Forty four seconds longer than the BA crew. The BA f/o reduced the 30 Second wait to 15 seconds.
It sure is a fine line between rushing and cocking it up v’s taking longer than necessary. The one thing that is obvious is that the fire crews arriving on scene quickly made things much safer so the timing of the call for services is critical.

Ollie Onion
27th Jun 2018, 04:49
Sorry but that video is totally unrealistic to how the situation would develop in real life, that crew clearly is rehearsed and knows exactly what is coming. Having conducted several investigations into engine failures and RTO’s you can’t underestimate just how much of a factor the ‘startle effect’ is. The best instructor I ever had in the sim once told me that you should be deliberately slow in the Sim as when it happens in real life you will go twice as fast with the adrenaline, from all the crew I have interviewed that does seem to be the case. I have seen some amazing lapses, mistakes made in the heat of the moment when under pressure from an unexpected situation, best thing you can do is ‘review’ over and over which is what the BA crew did, things were done wrong but thankfully it was mopped up by each other to a good outcome.

haughtney1
27th Jun 2018, 05:31
Sorry but that video is totally unrealistic to how the situation would develop in real life, that crew clearly is rehearsed and knows exactly what is coming. Having conducted several investigations into engine failures and RTO’s you can’t underestimate just how much of a factor the ‘startle effect’ is. The best instructor I ever had in the sim once told me that you should be deliberately slow in the Sim as when it happens in real life you will go twice as fast with the adrenaline, from all the crew I have interviewed that does seem to be the case. I have seen some amazing lapses, mistakes made in the heat of the moment when under pressure from an unexpected situation, best thing you can do is ‘review’ over and over which is what the BA crew did, things were done wrong but thankfully it was mopped up by each other to a good outcome.

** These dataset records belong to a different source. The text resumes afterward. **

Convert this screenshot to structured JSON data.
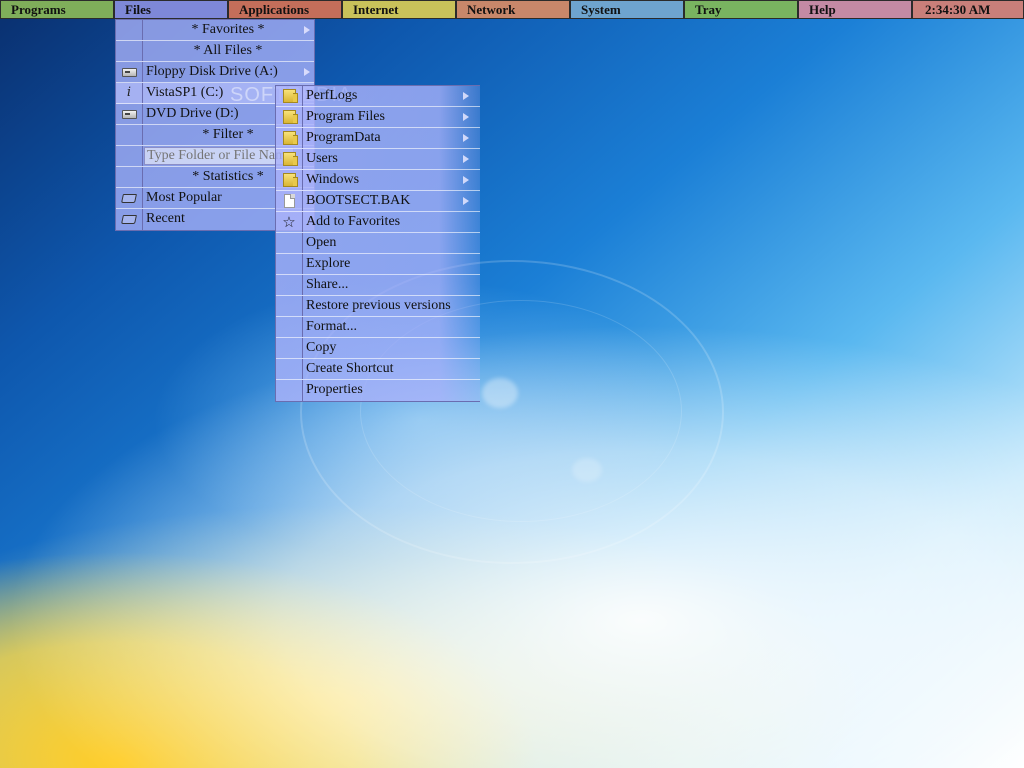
{
  "taskbar": {
    "items": [
      {
        "label": "Programs",
        "color": "#7fae5a"
      },
      {
        "label": "Files",
        "color": "#7e88d8"
      },
      {
        "label": "Applications",
        "color": "#c46e5a"
      },
      {
        "label": "Internet",
        "color": "#c9c25a"
      },
      {
        "label": "Network",
        "color": "#c8876a"
      },
      {
        "label": "System",
        "color": "#6ea4cf"
      },
      {
        "label": "Tray",
        "color": "#79b460"
      },
      {
        "label": "Help",
        "color": "#c48aa4"
      }
    ],
    "clock": {
      "label": "2:34:30 AM",
      "color": "#c97f7a"
    }
  },
  "files_menu": {
    "favorites": "* Favorites *",
    "all_files": "* All Files *",
    "floppy": "Floppy Disk Drive (A:)",
    "vista": "VistaSP1 (C:)",
    "dvd": "DVD Drive (D:)",
    "filter": "* Filter *",
    "type_placeholder": "Type Folder or File Name",
    "statistics": "* Statistics *",
    "most_popular": "Most Popular",
    "recent": "Recent"
  },
  "drive_menu": {
    "items": [
      {
        "label": "PerfLogs",
        "icon": "folder-icon"
      },
      {
        "label": "Program Files",
        "icon": "folder-icon"
      },
      {
        "label": "ProgramData",
        "icon": "folder-icon"
      },
      {
        "label": "Users",
        "icon": "folder-icon"
      },
      {
        "label": "Windows",
        "icon": "folder-icon"
      },
      {
        "label": "BOOTSECT.BAK",
        "icon": "file-icon"
      },
      {
        "label": "Add to Favorites",
        "icon": "star-icon"
      }
    ],
    "actions": [
      "Open",
      "Explore",
      "Share...",
      "Restore previous versions",
      "Format...",
      "Copy",
      "Create Shortcut",
      "Properties"
    ]
  },
  "watermark": "SOFTPEDIA"
}
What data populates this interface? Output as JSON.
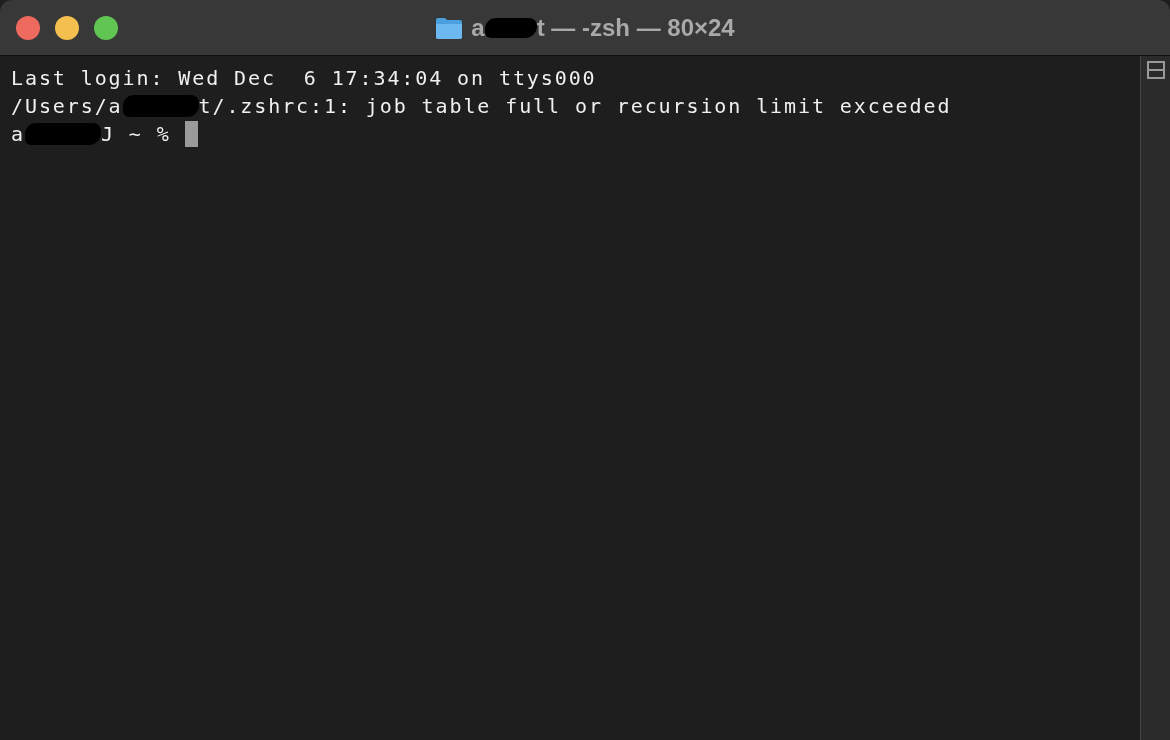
{
  "window": {
    "title": [
      {
        "kind": "text",
        "text": "a"
      },
      {
        "kind": "redacted"
      },
      {
        "kind": "text",
        "text": "t — -zsh — 80×24"
      }
    ]
  },
  "terminal": {
    "lines": [
      [
        {
          "kind": "text",
          "text": "Last login: Wed Dec  6 17:34:04 on ttys000"
        }
      ],
      [
        {
          "kind": "text",
          "text": "/Users/a"
        },
        {
          "kind": "redacted"
        },
        {
          "kind": "text",
          "text": "t/.zshrc:1: job table full or recursion limit exceeded"
        }
      ],
      [
        {
          "kind": "text",
          "text": "a"
        },
        {
          "kind": "redacted"
        },
        {
          "kind": "text",
          "text": "J ~ % "
        },
        {
          "kind": "cursor"
        }
      ]
    ]
  }
}
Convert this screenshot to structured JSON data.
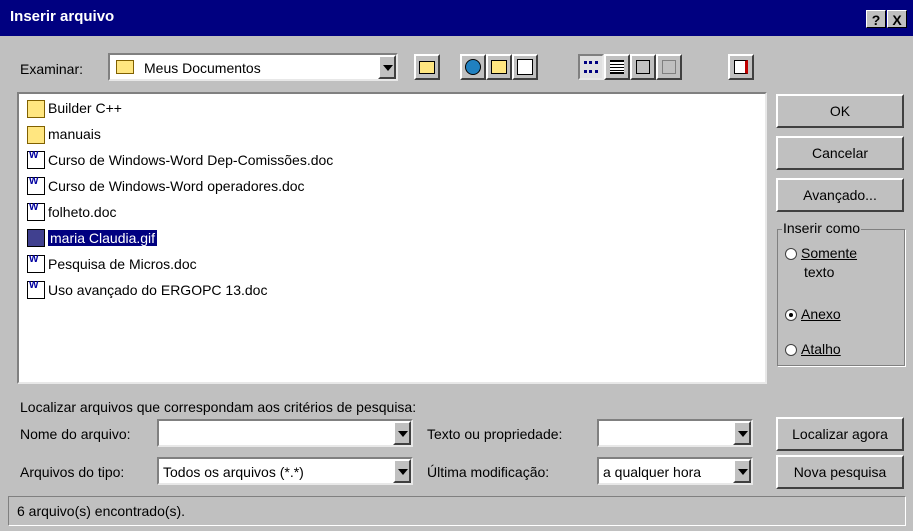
{
  "window": {
    "title": "Inserir arquivo",
    "help_button": "?",
    "close_button": "X"
  },
  "toolbar": {
    "look_in_label": "Examinar:",
    "look_in_value": "Meus Documentos"
  },
  "files": [
    {
      "name": "Builder C++",
      "type": "folder"
    },
    {
      "name": "manuais",
      "type": "folder"
    },
    {
      "name": "Curso de Windows-Word Dep-Comissões.doc",
      "type": "doc"
    },
    {
      "name": "Curso de Windows-Word operadores.doc",
      "type": "doc"
    },
    {
      "name": "folheto.doc",
      "type": "doc"
    },
    {
      "name": "maria Claudia.gif",
      "type": "gif",
      "selected": true
    },
    {
      "name": "Pesquisa de Micros.doc",
      "type": "doc"
    },
    {
      "name": "Uso avançado do ERGOPC 13.doc",
      "type": "doc"
    }
  ],
  "buttons": {
    "ok": "OK",
    "cancel": "Cancelar",
    "advanced": "Avançado...",
    "find_now": "Localizar agora",
    "new_search": "Nova pesquisa"
  },
  "insert_as": {
    "label": "Inserir como",
    "option_text_1": "Somente",
    "option_text_2": "texto",
    "option_attachment": "Anexo",
    "option_shortcut": "Atalho",
    "selected": "Anexo"
  },
  "search": {
    "heading": "Localizar arquivos que correspondam aos critérios de pesquisa:",
    "file_name_label": "Nome do arquivo:",
    "file_name_value": "",
    "text_property_label": "Texto ou propriedade:",
    "text_property_value": "",
    "file_type_label": "Arquivos do tipo:",
    "file_type_value": "Todos os arquivos (*.*)",
    "last_modified_label": "Última modificação:",
    "last_modified_value": "a qualquer hora"
  },
  "status": "6 arquivo(s) encontrado(s)."
}
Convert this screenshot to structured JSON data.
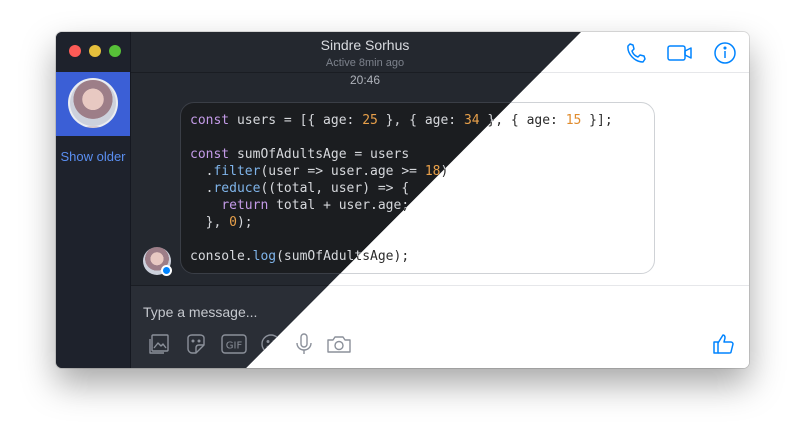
{
  "window": {
    "contact_name": "Sindre Sorhus",
    "contact_status": "Active 8min ago"
  },
  "sidebar": {
    "show_older": "Show older"
  },
  "conversation": {
    "timestamp": "20:46"
  },
  "composer": {
    "placeholder": "Type a message..."
  },
  "icons": {
    "header": [
      "phone-icon",
      "video-camera-icon",
      "info-icon"
    ],
    "toolbar": [
      "image-icon",
      "sticker-icon",
      "gif-icon",
      "emoji-icon",
      "microphone-icon",
      "camera-icon",
      "thumbs-up-icon"
    ]
  },
  "colors": {
    "accent": "#0084ff",
    "dark_bg": "#24282f"
  }
}
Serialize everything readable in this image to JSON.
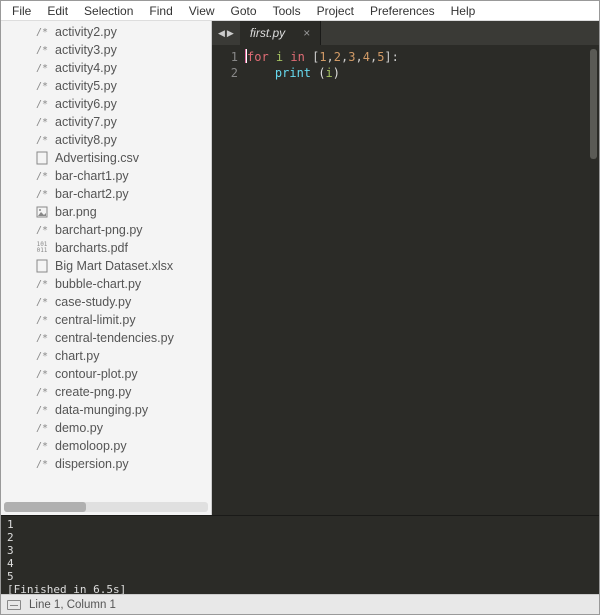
{
  "menu": [
    "File",
    "Edit",
    "Selection",
    "Find",
    "View",
    "Goto",
    "Tools",
    "Project",
    "Preferences",
    "Help"
  ],
  "sidebar": {
    "files": [
      {
        "icon": "code",
        "name": "activity2.py"
      },
      {
        "icon": "code",
        "name": "activity3.py"
      },
      {
        "icon": "code",
        "name": "activity4.py"
      },
      {
        "icon": "code",
        "name": "activity5.py"
      },
      {
        "icon": "code",
        "name": "activity6.py"
      },
      {
        "icon": "code",
        "name": "activity7.py"
      },
      {
        "icon": "code",
        "name": "activity8.py"
      },
      {
        "icon": "doc",
        "name": "Advertising.csv"
      },
      {
        "icon": "code",
        "name": "bar-chart1.py"
      },
      {
        "icon": "code",
        "name": "bar-chart2.py"
      },
      {
        "icon": "img",
        "name": "bar.png"
      },
      {
        "icon": "code",
        "name": "barchart-png.py"
      },
      {
        "icon": "bin",
        "name": "barcharts.pdf"
      },
      {
        "icon": "doc",
        "name": "Big Mart Dataset.xlsx"
      },
      {
        "icon": "code",
        "name": "bubble-chart.py"
      },
      {
        "icon": "code",
        "name": "case-study.py"
      },
      {
        "icon": "code",
        "name": "central-limit.py"
      },
      {
        "icon": "code",
        "name": "central-tendencies.py"
      },
      {
        "icon": "code",
        "name": "chart.py"
      },
      {
        "icon": "code",
        "name": "contour-plot.py"
      },
      {
        "icon": "code",
        "name": "create-png.py"
      },
      {
        "icon": "code",
        "name": "data-munging.py"
      },
      {
        "icon": "code",
        "name": "demo.py"
      },
      {
        "icon": "code",
        "name": "demoloop.py"
      },
      {
        "icon": "code",
        "name": "dispersion.py"
      }
    ]
  },
  "tab": {
    "name": "first.py",
    "close": "×"
  },
  "nav": {
    "prev": "◀",
    "next": "▶"
  },
  "code": {
    "lines": [
      "1",
      "2"
    ],
    "l1": {
      "kw1": "for",
      "var": "i",
      "kw2": "in",
      "nums": [
        "1",
        "2",
        "3",
        "4",
        "5"
      ]
    },
    "l2": {
      "func": "print",
      "var": "i"
    }
  },
  "console": "1\n2\n3\n4\n5\n[Finished in 6.5s]",
  "status": {
    "pos": "Line 1, Column 1"
  },
  "icons": {
    "code": "/*",
    "doc": "▯",
    "img": "▣",
    "bin": "101\n011"
  }
}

Totally agree Ollie, lots of Monday morning quarter backing going on, with a significant whiff of arrogance attached as well.
First of all, yes it could have been done better, but errors were trapped or mitigated and most importantly EVERYONE lived to tell the tail.
Having been through a highspeed (144kts according to the QAR) RTO back in my 757 days I can tell you it isn’t as black and white as the report will relate nor is the sim a particularly realistic representation.
This reminds me of the witch hunt and whispering campaign that went on after the 777 at LHR as well as when the crew BA9
did such a fantastic job...but were initially vilified.
The key thing here is to add knowledge, to be critical if necessary but most importantly be better prepared to deal with a problem as it arises.
For me this report merely reinforces my experience of the RTO I went through and the ensuing intital confusion and relative chaos.